Domhoff was born in Youngstown, Ohio and raised in Rocky River, Ohio, 12 miles from Cleveland. His parents were George William Domhoff Sr., a loan executive, and Helen S. (Cornett) Domhoff, a secretary at the same company, before becoming a homemaker when he was born. Once his younger sister enrolled in college, his mother returned to work as a secretary at Magnificat High School, a Catholic School, then a doctor's office.

In high school, Domhoff was a tri-athlete in baseball, basketball, and football as running back, wrote for his school newspaper's sports section, served on student council, and won the batboy position for the Cleveland Indians. His sister was a cheerleader, in an admittedly idyllic upbringing in a sheltered world. He graduated as co-valedictorian and tested in the top 1 percent in Ohio, where his name appeared in print for the first time.

Education

Domhoff received a Bachelor of Arts in Psychology at Duke University (1958), where he finished freshman year as sixth in his class, wrote for the Duke Chronicle, played baseball as an outfielder, tutored the student-athletes, and was classmates with Elizabeth Dole. During undergrad, he also wrote for The Durham Sun and received his Phi Beta Kappa key. He later earned a Master of Arts in Psychology at Kent State University (1959), and a Ph.D. in Psychology at the University of Miami (1962).

Personal life

In 1961 at 25, he married Judy Boman, a nursery school teacher. They had four children, including Lori (née Domhoff) Hill, wife of Glenallen Hill, a former MLB player on the Chicago Cubs (1993–94, 1998–2000), San Francisco Giants (1995–97), and New York Yankees (2000).

Founding faculty, research professor, dean, and chair

In the early 1960s, Domhoff was an Assistant Professor of Psychology at California State University, Los Angeles.

In 1965, he became Assistant Professor, and then Associate Professor of Psychology in 1969 at the University of California, Santa Cruz. He was a founding faculty member of the UCSC Cowell College as a Research Professor of Psychology and Sociology from 1975 until his early retirement in 1994.

Domhoff eventually served as Dean of the Division of Social Sciences, sociology chair, chair of the Academic Senate, chair of the Committee on Academic Personnel, chair of the Statewide Committee on Preparatory Education (chairing four committees total), a Research Committee member, and founder of the Santa Cruz Harbor Commission, before retiring early in 1994 at 58, while remaining an active scholar in both fields.

In 2007, he received the University of California's Constantine Panunzio Distinguished Emeriti Award, which honors the postretirement contributions of UC faculty.

Author

His first book, Who Rules America? (1967), was a 1960s bestseller (#12) arguing that the United States is dominated by an elite ownership class, both politically and economically.
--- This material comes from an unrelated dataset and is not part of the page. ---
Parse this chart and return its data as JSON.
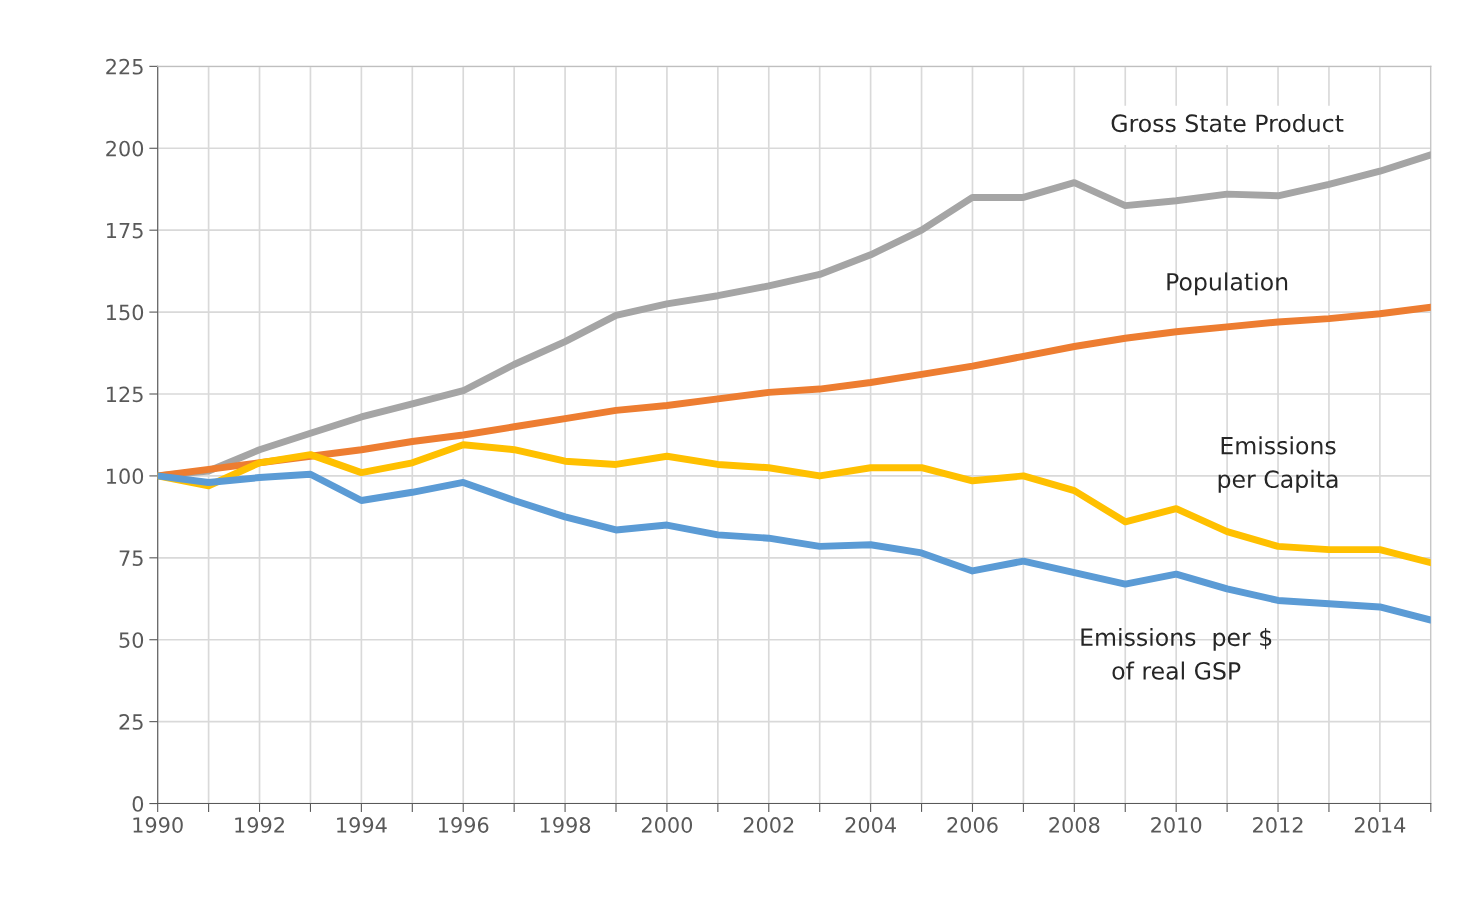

The was followed by a series of sociology and power structure books like C. Wright Mills and the Power Elite (1968), Bohemian Grove and Other Retreats (1978), and three other bestsellers: The Higher Circles (1970, #39), The Powers That Be (1979, #47), and Who Rules America Now? (1983, #43).

Domhoff also wrote six subsequent WRA editions, all used as sociology textbooks, including Who Rules America Now?, Who Rules America? Challenges to Corporate and Class Dominance (2009), Who Rules America? Power and Politics (2013), Who Rules America? The Triumph of the Corporate Rich (2013), and the forthcoming, Studying the Power Elite: Fifty Years of Who Rules America (2017). The University of California, Santa Cruz hosts his online summary collection, also titled "Who Rules America?"

As a pioneer of scientific dream research, his other research books include Finding Meaning in Dreams: A Quantitative Approach, (1996), The Scientific Study of Dreams: Neural Networks, Cognitive Development, and Content Analysis (2003), and the forthcoming, The Emergence of Dreaming: Mind-Wandering, Embodied Simulation, and The Default Network by Oxford University Press.